Winter officially begins with the solstice Saturday, December 21. At 12:11pm EDT that day, the sun reaches its most southerly declination, standing still above the Tropic of Capricorn. For the roughly 90 percent of the world’s population that lives in the Northern Hemisphere, this is the first day of winter, the day of the longest night and the shortest day of the year.
    We say it is the shortest day of the year, but in truth it is one of the longest days as measured from the time of high noon until high noon the next day. Solar time is not neat and consistent like mean time, or civil time, by which we set our clocks.

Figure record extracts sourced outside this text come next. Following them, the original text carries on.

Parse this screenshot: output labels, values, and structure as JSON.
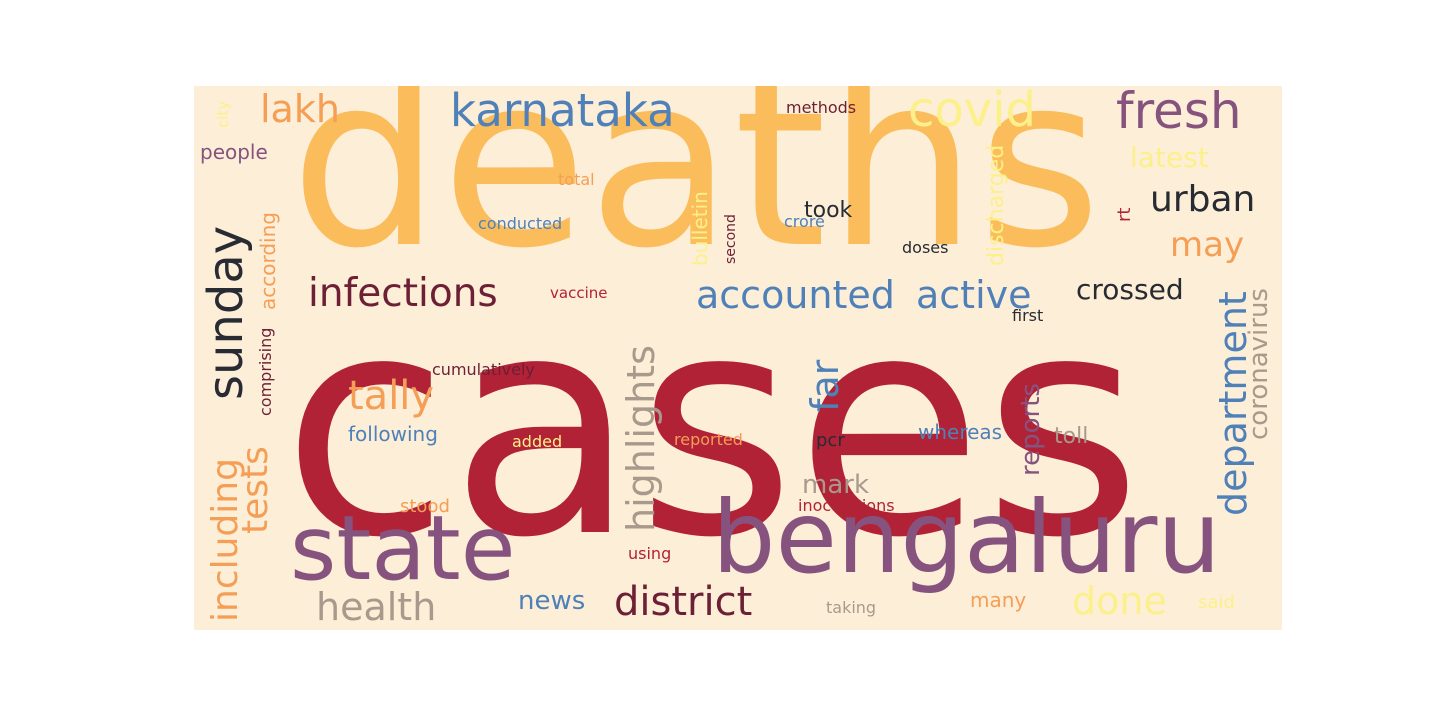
{
  "colors": {
    "background": "#fdeed8",
    "crimson": "#b22237",
    "amber": "#fbbd5c",
    "plum": "#86537f",
    "steel_blue": "#4f81b8",
    "charcoal": "#282b32",
    "maroon": "#6c1f35",
    "orange": "#f59e55",
    "yellow": "#fcf08a",
    "taupe": "#a9998c",
    "rose": "#d8677e"
  },
  "words": [
    {
      "text": "cases",
      "color": "crimson"
    },
    {
      "text": "deaths",
      "color": "amber"
    },
    {
      "text": "bengaluru",
      "color": "plum"
    },
    {
      "text": "state",
      "color": "plum"
    },
    {
      "text": "karnataka",
      "color": "steel_blue"
    },
    {
      "text": "fresh",
      "color": "plum"
    },
    {
      "text": "covid",
      "color": "yellow"
    },
    {
      "text": "lakh",
      "color": "orange"
    },
    {
      "text": "urban",
      "color": "charcoal"
    },
    {
      "text": "sunday",
      "color": "charcoal"
    },
    {
      "text": "infections",
      "color": "maroon"
    },
    {
      "text": "accounted",
      "color": "steel_blue"
    },
    {
      "text": "active",
      "color": "steel_blue"
    },
    {
      "text": "crossed",
      "color": "charcoal"
    },
    {
      "text": "may",
      "color": "orange"
    },
    {
      "text": "latest",
      "color": "yellow"
    },
    {
      "text": "tally",
      "color": "orange"
    },
    {
      "text": "district",
      "color": "maroon"
    },
    {
      "text": "health",
      "color": "taupe"
    },
    {
      "text": "done",
      "color": "yellow"
    },
    {
      "text": "news",
      "color": "steel_blue"
    },
    {
      "text": "highlights",
      "color": "taupe"
    },
    {
      "text": "including",
      "color": "orange"
    },
    {
      "text": "tests",
      "color": "orange"
    },
    {
      "text": "department",
      "color": "steel_blue"
    },
    {
      "text": "coronavirus",
      "color": "taupe"
    },
    {
      "text": "reports",
      "color": "plum"
    },
    {
      "text": "far",
      "color": "steel_blue"
    },
    {
      "text": "mark",
      "color": "taupe"
    },
    {
      "text": "following",
      "color": "steel_blue"
    },
    {
      "text": "whereas",
      "color": "steel_blue"
    },
    {
      "text": "toll",
      "color": "taupe"
    },
    {
      "text": "took",
      "color": "charcoal"
    },
    {
      "text": "people",
      "color": "plum"
    },
    {
      "text": "methods",
      "color": "maroon"
    },
    {
      "text": "conducted",
      "color": "steel_blue"
    },
    {
      "text": "total",
      "color": "orange"
    },
    {
      "text": "bulletin",
      "color": "yellow"
    },
    {
      "text": "second",
      "color": "maroon"
    },
    {
      "text": "crore",
      "color": "steel_blue"
    },
    {
      "text": "doses",
      "color": "charcoal"
    },
    {
      "text": "discharged",
      "color": "yellow"
    },
    {
      "text": "rt",
      "color": "crimson"
    },
    {
      "text": "vaccine",
      "color": "crimson"
    },
    {
      "text": "first",
      "color": "charcoal"
    },
    {
      "text": "cumulatively",
      "color": "maroon"
    },
    {
      "text": "added",
      "color": "yellow"
    },
    {
      "text": "reported",
      "color": "orange"
    },
    {
      "text": "pcr",
      "color": "charcoal"
    },
    {
      "text": "stood",
      "color": "orange"
    },
    {
      "text": "inoculations",
      "color": "crimson"
    },
    {
      "text": "using",
      "color": "crimson"
    },
    {
      "text": "taking",
      "color": "taupe"
    },
    {
      "text": "many",
      "color": "orange"
    },
    {
      "text": "said",
      "color": "yellow"
    },
    {
      "text": "comprising",
      "color": "maroon"
    },
    {
      "text": "according",
      "color": "orange"
    },
    {
      "text": "city",
      "color": "yellow"
    }
  ]
}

    In short, the earth moves at different speeds — in both its own rotation and its orbit around the sun — at different times of the year. Right now we are spinning slower, meaning that the solar day is roughly 30 seconds more than 24 hours. Scientists account for this discrepancy with what’s called the Equation of Time. The difference between solar time and civil time is also why the earliest sunset of the year comes two weeks before winter solstice and the latest sunrise comes two weeks after solstice.

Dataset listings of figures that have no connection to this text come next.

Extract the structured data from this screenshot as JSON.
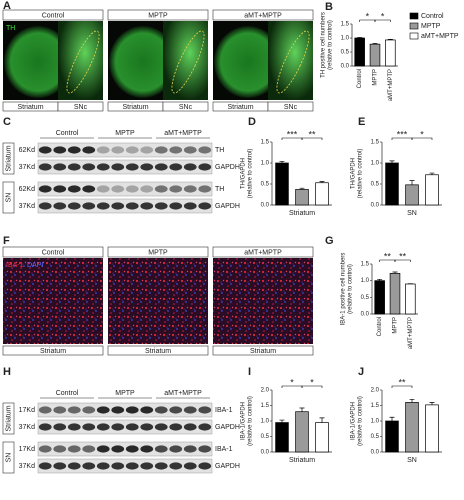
{
  "figure": {
    "A": {
      "letter": "A",
      "stain": "TH",
      "groups": [
        {
          "title": "Control",
          "labels": [
            "Striatum",
            "SNc"
          ]
        },
        {
          "title": "MPTP",
          "labels": [
            "Striatum",
            "SNc"
          ]
        },
        {
          "title": "aMT+MPTP",
          "labels": [
            "Striatum",
            "SNc"
          ]
        }
      ]
    },
    "C": {
      "letter": "C",
      "groups": [
        "Control",
        "MPTP",
        "aMT+MPTP"
      ],
      "regions": [
        {
          "name": "Striatum",
          "rows": [
            {
              "kd": "62Kd",
              "protein": "TH"
            },
            {
              "kd": "37Kd",
              "protein": "GAPDH"
            }
          ]
        },
        {
          "name": "SN",
          "rows": [
            {
              "kd": "62Kd",
              "protein": "TH"
            },
            {
              "kd": "37Kd",
              "protein": "GAPDH"
            }
          ]
        }
      ]
    },
    "F": {
      "letter": "F",
      "stain": [
        "IBA-1",
        "DAPI"
      ],
      "groups": [
        {
          "title": "Control",
          "label": "Striatum"
        },
        {
          "title": "MPTP",
          "label": "Striatum"
        },
        {
          "title": "aMT+MPTP",
          "label": "Striatum"
        }
      ]
    },
    "H": {
      "letter": "H",
      "groups": [
        "Control",
        "MPTP",
        "aMT+MPTP"
      ],
      "regions": [
        {
          "name": "Striatum",
          "rows": [
            {
              "kd": "17Kd",
              "protein": "IBA-1"
            },
            {
              "kd": "37Kd",
              "protein": "GAPDH"
            }
          ]
        },
        {
          "name": "SN",
          "rows": [
            {
              "kd": "17Kd",
              "protein": "IBA-1"
            },
            {
              "kd": "37Kd",
              "protein": "GAPDH"
            }
          ]
        }
      ]
    }
  },
  "chart_data": [
    {
      "panel": "B",
      "type": "bar",
      "y_label": [
        "TH positive cell numbers",
        "(relative to control)"
      ],
      "categories": [
        "Control",
        "MPTP",
        "aMT+MPTP"
      ],
      "values": [
        1.0,
        0.78,
        0.93
      ],
      "errors": [
        0.02,
        0.03,
        0.02
      ],
      "colors": [
        "#000000",
        "#9a9a9a",
        "#ffffff"
      ],
      "ylim": [
        0,
        1.5
      ],
      "yticks": [
        {
          "value": 0,
          "label": "0.0"
        },
        {
          "value": 0.5,
          "label": "0.5"
        },
        {
          "value": 1,
          "label": "1.0"
        },
        {
          "value": 1.5,
          "label": "1.5"
        }
      ],
      "significance": [
        "*",
        "*"
      ],
      "legend": [
        "Control",
        "MPTP",
        "aMT+MPTP"
      ],
      "legend_position": "right"
    },
    {
      "panel": "D",
      "type": "bar",
      "y_label": [
        "TH/GAPDH",
        "(relative to control)"
      ],
      "x_label": "Striatum",
      "values": [
        1.0,
        0.37,
        0.53
      ],
      "errors": [
        0.04,
        0.03,
        0.03
      ],
      "colors": [
        "#000000",
        "#9a9a9a",
        "#ffffff"
      ],
      "ylim": [
        0,
        1.5
      ],
      "yticks": [
        {
          "value": 0,
          "label": "0.0"
        },
        {
          "value": 0.5,
          "label": "0.5"
        },
        {
          "value": 1,
          "label": "1.0"
        },
        {
          "value": 1.5,
          "label": "1.5"
        }
      ],
      "significance": [
        "***",
        "**"
      ]
    },
    {
      "panel": "E",
      "type": "bar",
      "y_label": [
        "TH/GAPDH",
        "(relative to control)"
      ],
      "x_label": "SN",
      "values": [
        1.0,
        0.48,
        0.72
      ],
      "errors": [
        0.05,
        0.1,
        0.04
      ],
      "colors": [
        "#000000",
        "#9a9a9a",
        "#ffffff"
      ],
      "ylim": [
        0,
        1.5
      ],
      "yticks": [
        {
          "value": 0,
          "label": "0.0"
        },
        {
          "value": 0.5,
          "label": "0.5"
        },
        {
          "value": 1,
          "label": "1.0"
        },
        {
          "value": 1.5,
          "label": "1.5"
        }
      ],
      "significance": [
        "***",
        "*"
      ]
    },
    {
      "panel": "G",
      "type": "bar",
      "y_label": [
        "IBA-1 positive cell numbers",
        "(relative to control)"
      ],
      "categories": [
        "Control",
        "MPTP",
        "aMT+MPTP"
      ],
      "values": [
        1.0,
        1.22,
        0.9
      ],
      "errors": [
        0.04,
        0.04,
        0.01
      ],
      "colors": [
        "#000000",
        "#9a9a9a",
        "#ffffff"
      ],
      "ylim": [
        0,
        1.5
      ],
      "yticks": [
        {
          "value": 0,
          "label": "0.0"
        },
        {
          "value": 0.5,
          "label": "0.5"
        },
        {
          "value": 1,
          "label": "1.0"
        },
        {
          "value": 1.5,
          "label": "1.5"
        }
      ],
      "significance": [
        "**",
        "**"
      ]
    },
    {
      "panel": "I",
      "type": "bar",
      "y_label": [
        "IBA-1/GAPDH",
        "(relative to control)"
      ],
      "x_label": "Striatum",
      "values": [
        0.95,
        1.3,
        0.95
      ],
      "errors": [
        0.08,
        0.12,
        0.15
      ],
      "colors": [
        "#000000",
        "#9a9a9a",
        "#ffffff"
      ],
      "ylim": [
        0,
        2
      ],
      "yticks": [
        {
          "value": 0,
          "label": "0.0"
        },
        {
          "value": 0.5,
          "label": "0.5"
        },
        {
          "value": 1,
          "label": "1.0"
        },
        {
          "value": 1.5,
          "label": "1.5"
        },
        {
          "value": 2,
          "label": "2.0"
        }
      ],
      "significance": [
        "*",
        "*"
      ]
    },
    {
      "panel": "J",
      "type": "bar",
      "y_label": [
        "IBA-1/GAPDH",
        "(relative to control)"
      ],
      "x_label": "SN",
      "values": [
        1.0,
        1.6,
        1.52
      ],
      "errors": [
        0.12,
        0.1,
        0.08
      ],
      "colors": [
        "#000000",
        "#9a9a9a",
        "#ffffff"
      ],
      "ylim": [
        0,
        2
      ],
      "yticks": [
        {
          "value": 0,
          "label": "0.0"
        },
        {
          "value": 0.5,
          "label": "0.5"
        },
        {
          "value": 1,
          "label": "1.0"
        },
        {
          "value": 1.5,
          "label": "1.5"
        },
        {
          "value": 2,
          "label": "2.0"
        }
      ],
      "significance": [
        "**"
      ]
    }
  ]
}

    Winter solstice is, more accurately, the day with the least sunlight. This Saturday we will have only 9 hours 26 minutes of it. Of course for stargazers, that’s more than 14 hours of prime viewing.
    Thursday night, the waning gibbous moon rises a couple hours after sunset. A few degrees above it is bright Jupiter, with the twins of Gemini, Pollux and Castor, nearby. Below and to the right of the moon is the bright star Procyon with brilliant Sirius lower still.
    Friday the moon is amid the mostly indescript stars of Cancer. The exception is a small, fuzzy patch at the center point of the Y-shaped constellation, where the crab’s legs meet its body. Here is the Beehive Cluster, or Praesepe, one of the few open clusters visible to the unaided eye. It was this smudge in the sky on which Galileo focused his early telescope in 1609, revealing “not one star only, but a mass of more than 40 small stars.” Today’s binoculars are more powerful than Galileo’s telescope, so you can see for yourself more than what the great Renaissance thinker saw.
    Saturday and Sunday the moon is near the bright star Regulus of the constellation Leo the lion. After midnight these two days also comes the peak of this year’s Ursid meteor shower. While not a big shower, the Ursids reliably produce five to 10 meteors an hour, and the gibbous moon is far from the radiant, in Ursa Minor, so poses little problem.
    Before dawn Christmas morning and Thursday the 26th, the moon rises with dim, ruddy Mars after midnight.
    As the sun sets, there’s no mistaking Venus low in the southwest. But these are the last nights to see this dazzling evening star, which will soon vanish amid the sun’s glare.